2. O valor que estas campanhas atingirem junto de quem está mais propenso a acreditar nelas - e com muito pouca capacidade de defesa - veremos nos resultados. Será bastante difícil, em todo o caso, para os democratas desfazer a teia de um processo por definição complexo, e com argumentos bem mais simplistas do outro lado.
3. Esperemos, portanto, pelas mentiras que aí virão, mas dando como certa uma coisa: o tiro ao alvo jornalístico. Foi assim até agora, com Trump a identificar alguns media como parte da bolha que pretende combater - e a mensagem tem passado direitinho.

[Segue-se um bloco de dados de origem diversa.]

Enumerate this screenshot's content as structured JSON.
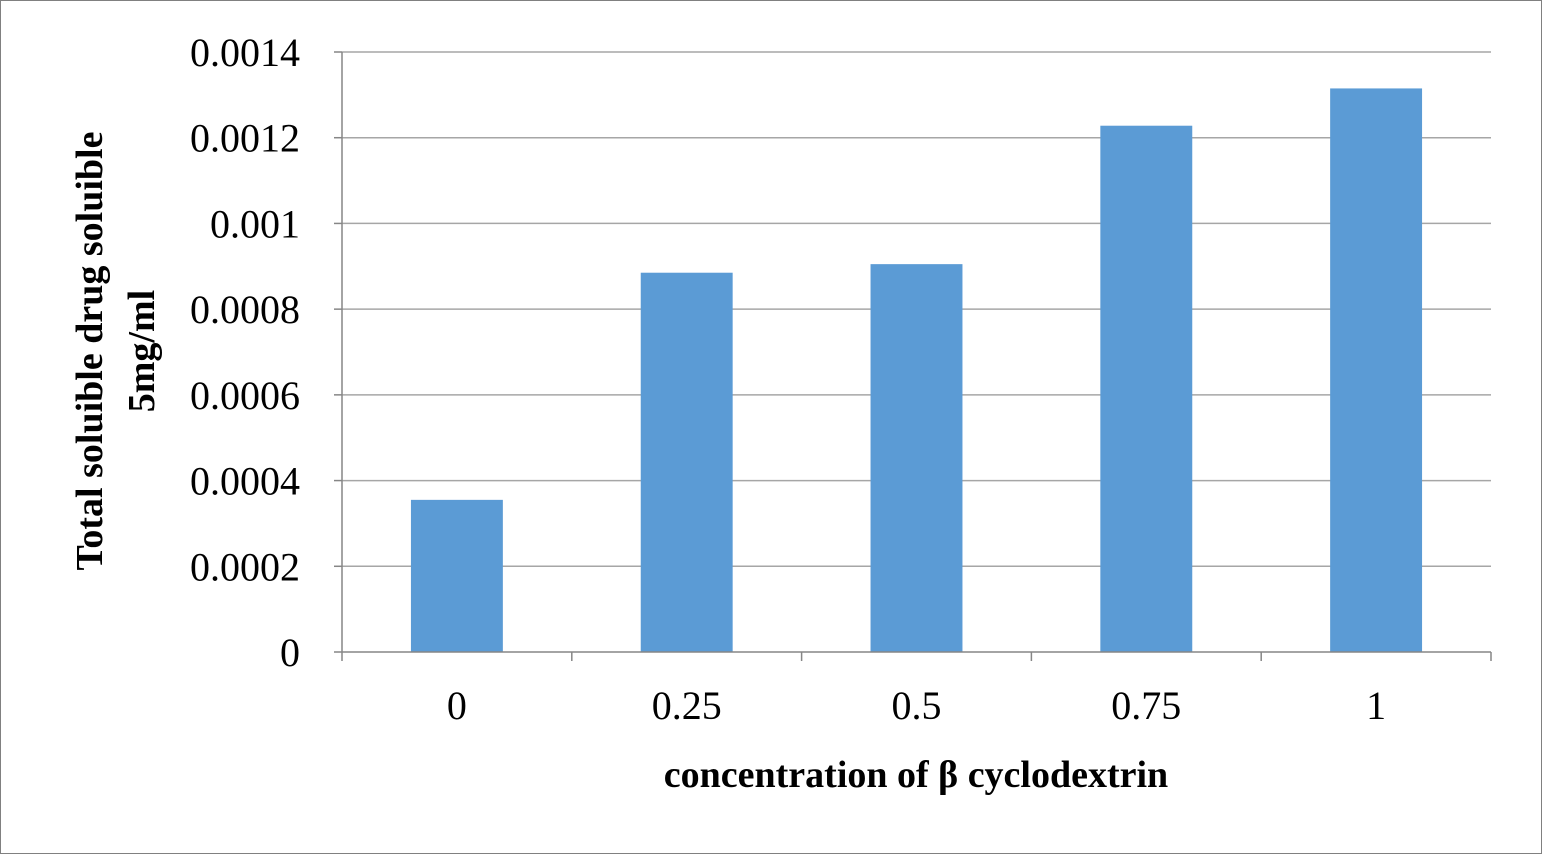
{
  "chart_data": {
    "type": "bar",
    "categories": [
      "0",
      "0.25",
      "0.5",
      "0.75",
      "1"
    ],
    "values": [
      0.000355,
      0.000885,
      0.000905,
      0.001228,
      0.001315
    ],
    "title": "",
    "xlabel": "concentration of β cyclodextrin",
    "ylabel_lines": [
      "Total soluible drug soluible",
      "5mg/ml"
    ],
    "ylim": [
      0,
      0.0014
    ],
    "yticks": [
      "0",
      "0.0002",
      "0.0004",
      "0.0006",
      "0.0008",
      "0.001",
      "0.0012",
      "0.0014"
    ],
    "grid": true,
    "legend": "none",
    "bar_color": "#5b9bd5"
  }
}
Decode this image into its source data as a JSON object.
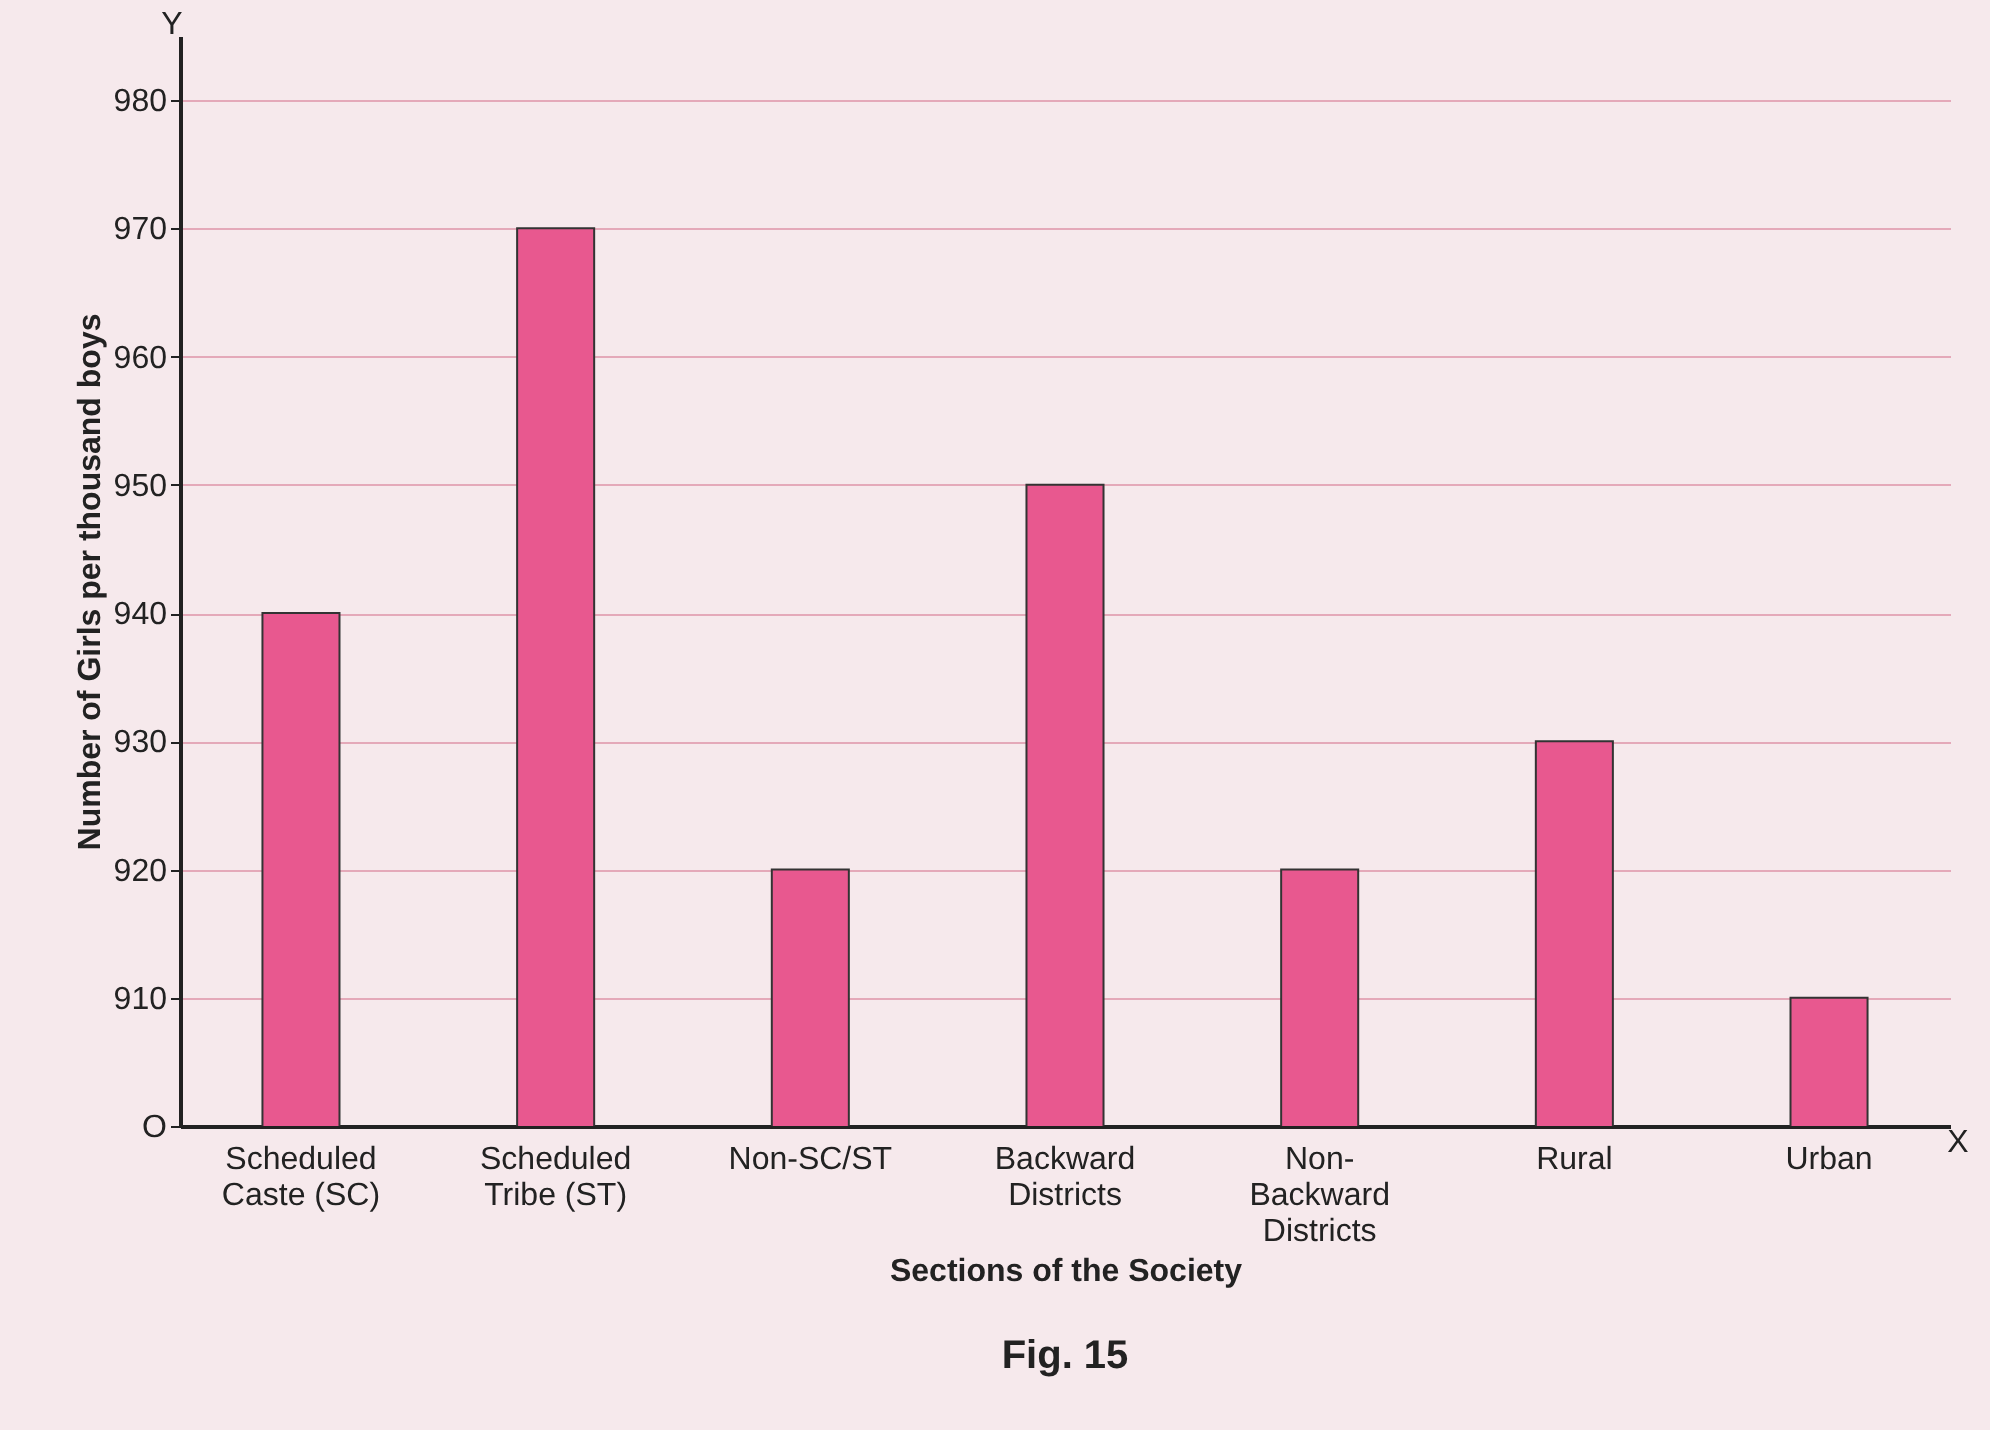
{
  "chart_data": {
    "type": "bar",
    "title": "Fig. 15",
    "xlabel": "Sections of the Society",
    "ylabel": "Number of Girls per thousand boys",
    "categories": [
      "Scheduled\nCaste (SC)",
      "Scheduled\nTribe (ST)",
      "Non-SC/ST",
      "Backward\nDistricts",
      "Non-\nBackward\nDistricts",
      "Rural",
      "Urban"
    ],
    "values": [
      940,
      970,
      920,
      950,
      920,
      930,
      910
    ],
    "color": "#e8588f",
    "ylim": [
      900,
      985
    ],
    "yticks": [
      {
        "value": 900,
        "label": "O"
      },
      910,
      920,
      930,
      940,
      950,
      960,
      970,
      980
    ],
    "grid": "y",
    "annotations": [
      "Y",
      "X"
    ]
  }
}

Os media seguiram a cartilha de Trump e foram-lhe dando cada vez mais razão ao longo dos tempos - divididos como nunca. Os leitores, esses, tiveram uma de duas atitudes: ou se cansaram deles ou seguiram-nos segundo lhes amansavam o fio das suas opiniões.
4. Ou seja, este impeachment terá a particularidade de acentuar a principal característica da América dos nossos dias: mais dividida do que nunca. E que, como uma criança que vai atrás do choro, tende a persistir nesse caminho cada vez mais perigoso.

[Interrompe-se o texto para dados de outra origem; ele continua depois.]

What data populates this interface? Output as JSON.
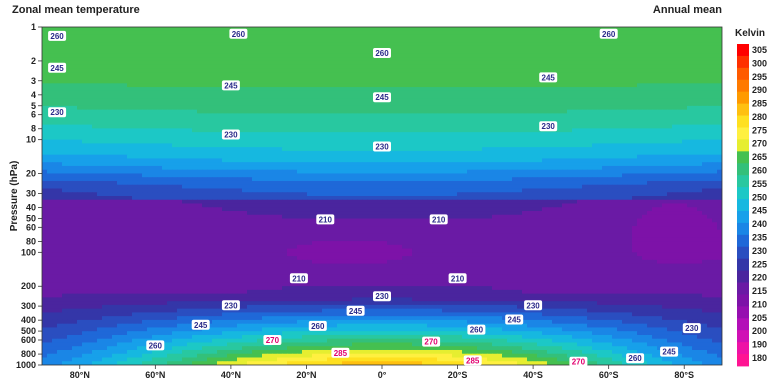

Agora é a vez do "eles contra nós", um papel em que o presidente é, digamos, um ator natural - veja-se a carta que escreveu a Nancy Pelosi, a porta-voz da Câmara dos Representantes. Trump aproveitará bem o guião, passeará pela passadeira da vitimização que os democratas lhe estenderam.
Isso não quer dizer que este processo não devesse andar para a frente - sobretudo por razões eleitorais. Seria a subversão do sistema. A subversão da América como a conhecemos e que, por detrás de todo o cinismo e imperfeição, tem ainda uma das mais controladas democracias do mundo - que os novos tempos estão claramente a pôr à prova.

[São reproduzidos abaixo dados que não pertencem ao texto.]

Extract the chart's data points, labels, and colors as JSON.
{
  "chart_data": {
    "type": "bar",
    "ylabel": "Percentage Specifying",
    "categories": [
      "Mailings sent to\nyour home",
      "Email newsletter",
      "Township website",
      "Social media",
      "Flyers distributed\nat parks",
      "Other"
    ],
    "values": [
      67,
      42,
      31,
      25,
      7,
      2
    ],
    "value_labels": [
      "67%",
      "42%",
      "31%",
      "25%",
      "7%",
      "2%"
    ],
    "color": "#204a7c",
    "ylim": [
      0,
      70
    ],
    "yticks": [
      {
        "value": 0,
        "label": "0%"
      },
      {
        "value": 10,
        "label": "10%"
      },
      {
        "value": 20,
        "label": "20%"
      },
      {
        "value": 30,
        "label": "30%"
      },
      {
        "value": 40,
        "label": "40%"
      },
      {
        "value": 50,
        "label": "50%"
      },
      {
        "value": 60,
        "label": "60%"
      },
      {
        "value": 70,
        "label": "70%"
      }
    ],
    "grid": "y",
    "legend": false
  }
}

5. O problema é exatamente o contrário e leva à terceira razão: a falta de gravidade a que chegou a política. Quando Donald Trump era apenas um arremedo de candidato, muitos foram os republicanos que se opuseram à ideia. Os mesmos que agora se reúnem à sua volta, por mais boçais que sejam as suas atitudes. O poder une, e o poder que se baseia em critérios pouco ortodoxos une de formas inesperadas - é isso que temos aprendido com Trump e com muitos outros líderes do mundo contemporâneo, que fogem aos cânones.
É verdade que nunca nenhum político americano caiu por um impeachment - Nixon demitiu-se antes que isso acontecesse. Mas o que aconteceu nessa altura, a união de republicanos e democratas contra um presidente que claramente quebrara as regras da civilidade democrática, não acontece agora - a dignidade já teve melhores dias.